Ci siete ancora? coraggiosi!
A questo punto, ecco l’unico buon motivo che avessi per scrivere queste quattro fesserie. Per dirla con Eco, avevo soltanto voglia di raccontare una storia. Che mi ronza in testa da quando hanno trasmesso per la prima volta i Cavalieri in TV (sì, sono vecchia e l’ho visto su TeleNorba) e ancora non sapevo neanche cosa fosse un manga, tanto meno quello partorito dal Maestro che disegna le chiappe più brutte del multiverso. Una fan-fiction, nel senso più comune della faccenda. 

A voi, dunque. 

Ed è ovvio, se ritenete giusto spendere 30 secondi per farmi sapere cosa ne pensate... non fate complimenti. Solo piano con i mattoni, ché c’ho la pelle delicata… 

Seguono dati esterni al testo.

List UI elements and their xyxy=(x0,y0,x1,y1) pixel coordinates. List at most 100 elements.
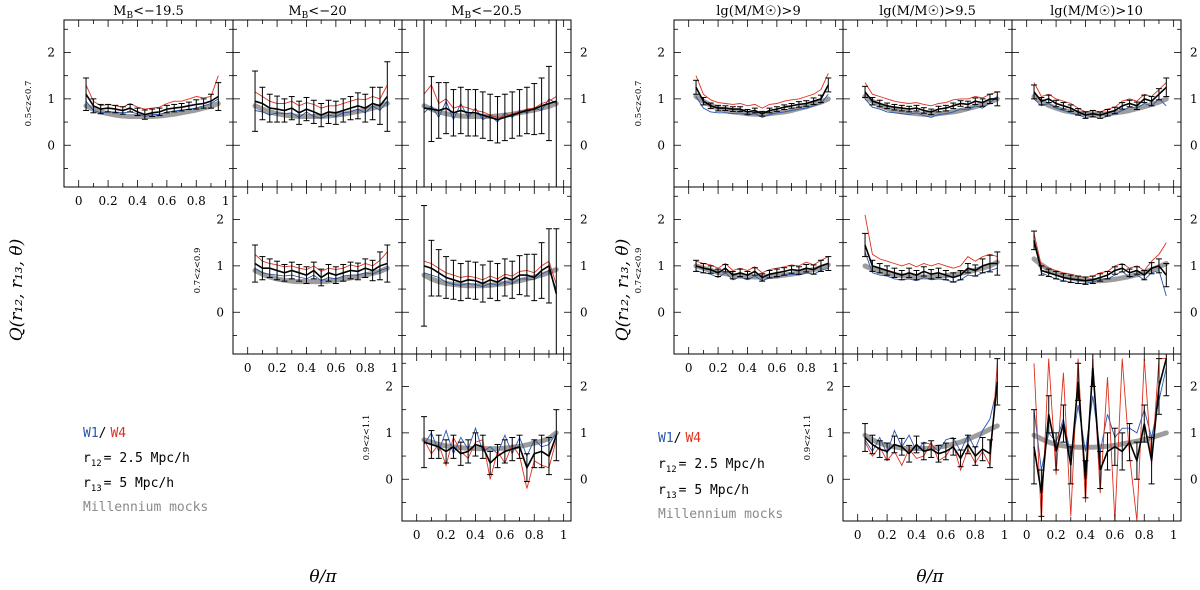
series-mean xyxy=(1033,240,1167,282)
legend-r13-sub-right: 13 xyxy=(666,491,677,501)
column-title: MB<−19.5 xyxy=(113,4,184,21)
x-tick-label: 0 xyxy=(1023,528,1031,542)
y-tick-label: 0 xyxy=(47,138,55,152)
y-tick-label: 2 xyxy=(385,379,393,393)
x-tick-label: 0.8 xyxy=(356,361,375,375)
x-tick-label: 0.6 xyxy=(157,194,176,208)
column-title: lg(M/M☉)>9 xyxy=(716,4,800,19)
column-title: lg(M/M☉)>9.5 xyxy=(879,4,976,19)
x-tick-label: 1 xyxy=(832,361,840,375)
series-w4 xyxy=(864,82,998,107)
y-tick-label: 2 xyxy=(580,379,588,393)
panel-luminosity-0-0 xyxy=(63,19,234,188)
series-mean xyxy=(695,262,829,279)
x-tick-label: 1 xyxy=(1170,528,1178,542)
panel-luminosity-2-1 xyxy=(401,186,572,355)
y-tick-label: 0 xyxy=(826,472,834,486)
y-tick-label: 0 xyxy=(1190,138,1198,152)
series-mean xyxy=(1033,358,1168,494)
legend-w1: W1 xyxy=(83,426,99,441)
x-tick-label: 0.8 xyxy=(966,528,985,542)
x-tick-label: 0.4 xyxy=(297,361,316,375)
y-tick-label: 2 xyxy=(1190,45,1198,59)
y-tick-label: 2 xyxy=(580,45,588,59)
x-tick-label: 0.6 xyxy=(1105,528,1124,542)
y-tick-label: 2 xyxy=(1190,212,1198,226)
y-tick-label: 2 xyxy=(826,379,834,393)
panel-luminosity-2-2 xyxy=(401,353,572,522)
series-mean xyxy=(695,84,830,115)
y-axis-title-right: Q(r₁₂, r₁₃, θ) xyxy=(613,239,633,342)
x-tick-label: 0.2 xyxy=(709,361,728,375)
series-mean xyxy=(254,262,388,279)
y-tick-label: 1 xyxy=(657,92,665,106)
plot-area xyxy=(252,61,391,132)
y-tick-label: 0 xyxy=(216,305,224,319)
plot-area xyxy=(1031,230,1170,297)
panel-mass-1-0 xyxy=(842,19,1013,188)
x-tick-label: 0.2 xyxy=(878,528,897,542)
svg-text:r12= 2.5 Mpc/h: r12 = 2.5 Mpc/h xyxy=(83,451,190,469)
row-label: 0.7<z<0.9 xyxy=(193,248,203,294)
legend-r13-value-right: = 5 Mpc/h xyxy=(679,483,749,498)
legend-w4: W4 xyxy=(110,426,126,441)
panel-mass-1-1 xyxy=(842,186,1013,355)
legend-mocks-right: Millennium mocks xyxy=(658,507,783,522)
legend-r12-label-right: r xyxy=(658,457,666,472)
plot-area xyxy=(862,214,1001,283)
series-w4 xyxy=(864,214,998,269)
panel-frame xyxy=(401,186,572,355)
y-tick-label: 1 xyxy=(1190,259,1198,273)
y-tick-label: 2 xyxy=(47,45,55,59)
row-label: 0.9<z<1.1 xyxy=(803,415,813,461)
y-tick-label: 1 xyxy=(657,259,665,273)
column-title: MB<−20.5 xyxy=(451,4,522,21)
y-tick-label: 1 xyxy=(1190,426,1198,440)
plot-area xyxy=(693,256,832,282)
x-tick-label: 0.2 xyxy=(437,528,456,542)
legend-slash-right: / xyxy=(674,431,682,446)
y-tick-label: 2 xyxy=(216,212,224,226)
legend-r13-label: r xyxy=(83,476,91,491)
panel-frame xyxy=(401,353,572,522)
series-mean xyxy=(254,96,388,116)
y-tick-label: 0 xyxy=(1190,305,1198,319)
plot-area xyxy=(252,244,391,287)
y-tick-label: 0 xyxy=(580,138,588,152)
panel-mass-0-1 xyxy=(673,186,844,355)
panel-frame xyxy=(1011,353,1182,522)
column-title: MB<−20 xyxy=(288,4,346,21)
series-mean xyxy=(1033,86,1167,116)
column-title: lg(M/M☉)>10 xyxy=(1050,4,1143,19)
panel-mass-2-0 xyxy=(1011,19,1182,188)
x-tick-label: 0 xyxy=(413,528,421,542)
panel-mass-1-2 xyxy=(842,353,1013,522)
series-mean xyxy=(423,264,558,294)
x-tick-label: 0.4 xyxy=(907,528,926,542)
legend-r13-sub: 13 xyxy=(91,484,102,494)
plot-area xyxy=(1031,354,1170,521)
legend-r13-label-right: r xyxy=(658,483,666,498)
x-tick-label: 0.4 xyxy=(1076,528,1095,542)
x-axis-title-right: θ/π xyxy=(916,567,944,587)
y-tick-label: 2 xyxy=(657,45,665,59)
legend-right: W1/W4 r12 = 2.5 Mpc/h r13 = 5 Mpc/h Millen… xyxy=(658,431,783,522)
series-mean xyxy=(85,93,219,116)
plot-area xyxy=(1031,77,1170,119)
panel-mass-2-1 xyxy=(1011,186,1182,355)
y-tick-label: 0 xyxy=(657,305,665,319)
x-tick-label: 1 xyxy=(222,194,230,208)
legend-r12-sub-right: 12 xyxy=(666,465,677,475)
series-mean xyxy=(423,100,557,121)
plot-area xyxy=(421,409,560,489)
legend-r12-value-right: = 2.5 Mpc/h xyxy=(679,457,765,472)
svg-text:W1/W4: W1/W4 xyxy=(83,426,126,441)
y-tick-label: 0 xyxy=(1190,472,1198,486)
y-tick-label: 0 xyxy=(657,138,665,152)
y-tick-label: 1 xyxy=(580,426,588,440)
x-tick-label: 0.6 xyxy=(495,528,514,542)
svg-text:r13= 5 Mpc/h: r13 = 5 Mpc/h xyxy=(83,476,174,494)
panel-frame xyxy=(232,19,403,188)
legend-r12-label: r xyxy=(83,451,91,466)
panel-mass-0-0 xyxy=(673,19,844,188)
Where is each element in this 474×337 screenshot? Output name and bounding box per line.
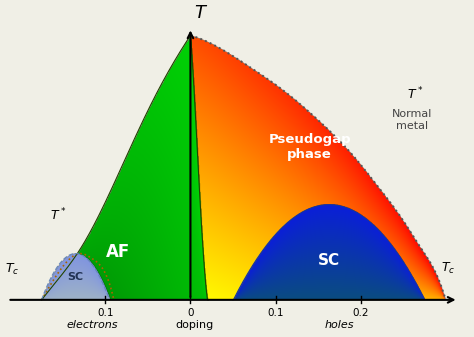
Text: $T_c$: $T_c$: [5, 262, 19, 277]
Text: $T^*$: $T^*$: [50, 207, 67, 223]
Text: electrons: electrons: [67, 320, 118, 330]
Text: Pseudogap
phase: Pseudogap phase: [268, 132, 351, 160]
Text: $T^*$: $T^*$: [408, 85, 424, 102]
Text: AF: AF: [106, 243, 130, 261]
Text: doping: doping: [175, 320, 214, 330]
Text: 0.1: 0.1: [97, 308, 114, 318]
Text: $T_c$: $T_c$: [441, 261, 456, 276]
Text: T: T: [195, 4, 206, 22]
Text: SC: SC: [318, 253, 340, 268]
Text: Normal
metal: Normal metal: [392, 109, 432, 131]
Text: 0: 0: [187, 308, 194, 318]
Text: holes: holes: [325, 320, 354, 330]
Text: 0.1: 0.1: [267, 308, 284, 318]
Text: 0.2: 0.2: [352, 308, 369, 318]
Text: SC: SC: [67, 272, 83, 282]
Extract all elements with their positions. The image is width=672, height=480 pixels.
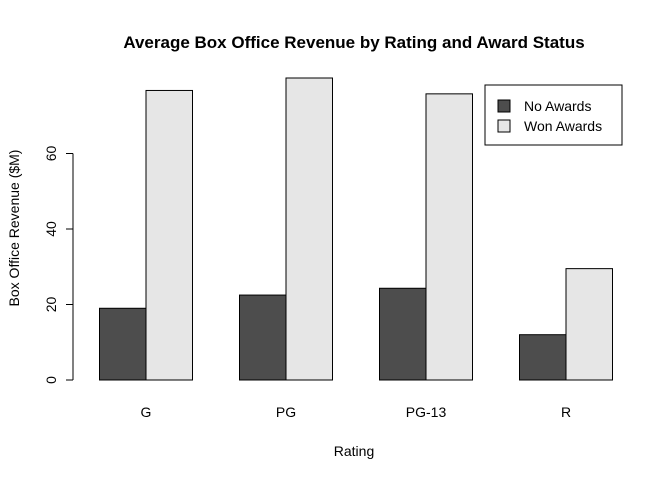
x-axis-label: Rating [334,443,374,459]
x-axis: G PG PG-13 R [141,404,572,420]
bar-r-no-awards [519,334,567,381]
y-axis: 0 20 40 60 [43,146,74,384]
bar-g-no-awards [99,307,147,381]
legend-label: Won Awards [524,118,602,134]
bar-r-won-awards [565,268,613,381]
legend-label: No Awards [524,98,591,114]
chart-title: Average Box Office Revenue by Rating and… [123,33,584,52]
x-tick-label: PG-13 [406,404,447,420]
x-tick-label: PG [276,404,296,420]
legend-swatch [497,119,511,133]
x-tick-label: G [141,404,152,420]
bar-pg-no-awards [239,294,287,381]
y-tick-label: 20 [43,297,59,313]
y-tick-label: 40 [43,221,59,237]
x-tick-label: R [561,404,571,420]
bar-pg-13-no-awards [379,287,427,381]
y-tick-label: 0 [43,376,59,384]
y-axis-label: Box Office Revenue ($M) [6,150,22,307]
legend-box [484,84,623,146]
legend-swatch [497,99,511,113]
legend: No Awards Won Awards [484,84,623,146]
bar-pg-won-awards [285,77,333,381]
bar-pg-13-won-awards [425,93,473,381]
bars-group [99,77,613,381]
y-tick-label: 60 [43,146,59,162]
bar-g-won-awards [145,89,193,381]
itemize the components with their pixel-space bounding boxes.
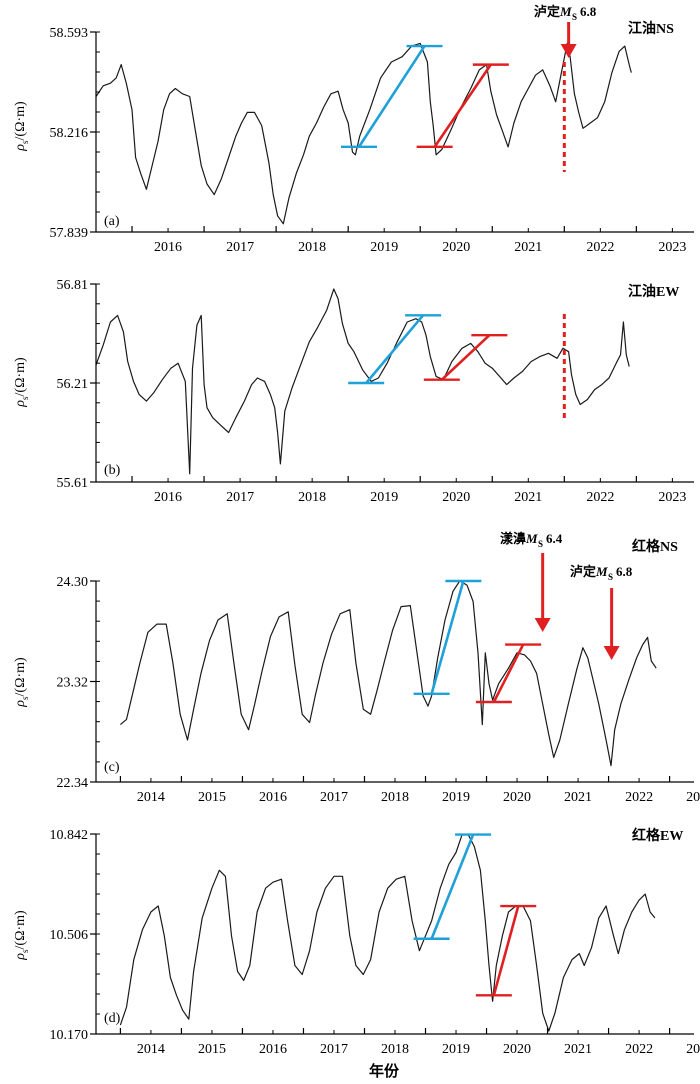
x-tick-label: 2014 <box>137 1042 165 1057</box>
x-tick-label: 2018 <box>298 490 326 505</box>
red-trend-line <box>433 63 492 148</box>
x-tick-label: 2015 <box>198 1042 226 1057</box>
panel-label: (b) <box>104 463 121 478</box>
x-tick-label: 2023 <box>658 240 686 255</box>
y-tick-label: 10.842 <box>50 828 89 843</box>
panel-label: (c) <box>104 760 120 775</box>
red-trend-line <box>492 643 525 703</box>
station-label: 红格NS <box>632 538 678 555</box>
data-series-line <box>95 288 630 475</box>
data-series-line <box>119 833 656 1032</box>
y-tick-label: 58.593 <box>50 26 89 41</box>
arrow1-label-sub: S <box>538 539 543 549</box>
y-axis-label-a: ρs/(Ω·m) <box>13 101 30 152</box>
x-tick-label: 2019 <box>442 790 470 805</box>
x-tick-label: 2018 <box>381 790 409 805</box>
blue-trend-line <box>430 580 465 695</box>
arrow-label-pre: 泸定 <box>534 4 560 19</box>
x-tick-label: 2017 <box>320 1042 348 1057</box>
x-tick-label: 2020 <box>442 240 470 255</box>
arrow2-label-sub: S <box>608 572 613 582</box>
svg-text:ρs/(Ω·m): ρs/(Ω·m) <box>13 910 30 961</box>
x-tick-label: 2018 <box>381 1042 409 1057</box>
x-tick-label: 2021 <box>564 1042 592 1057</box>
x-tick-label: 2020 <box>503 790 531 805</box>
earthquake-arrow-head <box>534 618 551 632</box>
panel-d: 10.170 10.506 10.842 2014 2015 2016 2017 2018 20… <box>50 827 700 1057</box>
x-tick-label: 2023 <box>686 1042 700 1057</box>
panel-label: (a) <box>104 214 120 229</box>
station-label: 江油EW <box>628 283 679 300</box>
y-tick-label: 22.34 <box>57 776 89 791</box>
red-trend-line <box>492 905 520 996</box>
x-tick-label: 2019 <box>442 1042 470 1057</box>
x-tick-label: 2017 <box>226 240 254 255</box>
arrow-label-m: M <box>559 4 572 19</box>
svg-text:ρs/(Ω·m): ρs/(Ω·m) <box>13 657 30 708</box>
svg-text:ρs/(Ω·m): ρs/(Ω·m) <box>13 101 30 152</box>
y-axis-label-d: ρs/(Ω·m) <box>13 910 30 961</box>
x-tick-label: 2017 <box>226 490 254 505</box>
arrow1-label-mag: 6.4 <box>546 531 563 546</box>
y-tick-label: 56.21 <box>57 377 89 392</box>
y-axis-label-b: ρs/(Ω·m) <box>13 357 30 408</box>
arrow-label-mag: 6.8 <box>580 4 597 19</box>
y-tick-label: 10.170 <box>50 1028 89 1043</box>
y-tick-label: 57.839 <box>50 226 89 241</box>
earthquake-arrow-head <box>560 44 577 58</box>
panel-c: 22.34 23.32 24.30 2014 2015 2016 2017 2018 2019 2… <box>57 531 700 805</box>
arrow1-label-pre: 漾濞 <box>500 531 526 546</box>
x-tick-label: 2016 <box>154 490 182 505</box>
panel-label: (d) <box>104 1011 121 1026</box>
arrow2-label-mag: 6.8 <box>616 564 633 579</box>
x-tick-label: 2015 <box>198 790 226 805</box>
data-series-line <box>95 42 632 225</box>
x-tick-label: 2022 <box>586 490 614 505</box>
y-tick-label: 56.81 <box>57 278 89 293</box>
panel-b: 55.61 56.21 56.81 2016 2017 2018 2019 2020 2021 2… <box>57 278 694 505</box>
x-tick-label: 2022 <box>625 790 653 805</box>
x-axis-title: 年份 <box>369 1062 400 1080</box>
arrow1-label-m: M <box>525 531 538 546</box>
x-tick-label: 2016 <box>259 1042 287 1057</box>
x-tick-label: 2019 <box>370 490 398 505</box>
x-tick-label: 2023 <box>686 790 700 805</box>
x-tick-label: 2020 <box>503 1042 531 1057</box>
y-tick-label: 55.61 <box>57 476 89 491</box>
arrow2-label-pre: 泸定 <box>570 564 596 579</box>
station-label: 江油NS <box>628 20 674 37</box>
x-tick-label: 2020 <box>442 490 470 505</box>
blue-trend-line <box>430 834 475 940</box>
y-tick-label: 10.506 <box>50 928 89 943</box>
x-tick-label: 2022 <box>625 1042 653 1057</box>
arrow2-label-m: M <box>595 564 608 579</box>
x-tick-label: 2021 <box>514 240 542 255</box>
x-tick-label: 2021 <box>514 490 542 505</box>
x-tick-label: 2016 <box>154 240 182 255</box>
x-tick-label: 2023 <box>658 490 686 505</box>
y-tick-label: 24.30 <box>57 575 89 590</box>
x-tick-label: 2017 <box>320 790 348 805</box>
y-tick-label: 23.32 <box>57 676 89 691</box>
x-tick-label: 2021 <box>564 790 592 805</box>
svg-text:ρs/(Ω·m): ρs/(Ω·m) <box>13 357 30 408</box>
red-trend-line <box>440 334 491 381</box>
arrow-label-sub: S <box>572 12 577 22</box>
y-tick-label: 58.216 <box>50 126 89 141</box>
x-tick-label: 2019 <box>370 240 398 255</box>
panel-a: 57.839 58.216 58.593 2016 2017 2018 2019 2020 20… <box>50 4 694 255</box>
blue-trend-line <box>357 45 426 148</box>
x-tick-label: 2014 <box>137 790 165 805</box>
x-tick-label: 2022 <box>586 240 614 255</box>
earthquake-arrow-head <box>603 646 620 660</box>
blue-trend-line <box>365 314 425 384</box>
x-tick-label: 2016 <box>259 790 287 805</box>
data-series-line <box>120 580 657 767</box>
station-label: 红格EW <box>632 827 683 844</box>
y-axis-label-c: ρs/(Ω·m) <box>13 657 30 708</box>
x-tick-label: 2018 <box>298 240 326 255</box>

P.S. Presa dalle mie divagazioni avevo perso di vista l’unica cosa sensata da dire in questa premessa. Questa storia non è nuova, non del tutto. Avevo iniziato a pubblicarla nel 2004, appunto, con il titolo di PAINT THE SKY WITH STARS, e lasciata a languire per motivi personali e perché non mi piaceva l’enorme differenza di stile tra i primi e gli ultimi capitoli. Ho rimesso mano al tutto, effettuato un deciso restyling della forma e in parte della trama. Dopo aver salvato gli screenshot e le vecchie recensioni, ho fatto sparire la vecchia versione. Vorrei tanto ringraziare chi, allora, mi ha incoraggiato e sperava di conoscere la fine della storia. Se doveste passare di nuovo di qua, sappiate che vi ringrazio ancora. ^^ 


E Last but not least, grazie infinite a Era Kim per le osservazioni che mi ha e spero continuerà a inviarmi!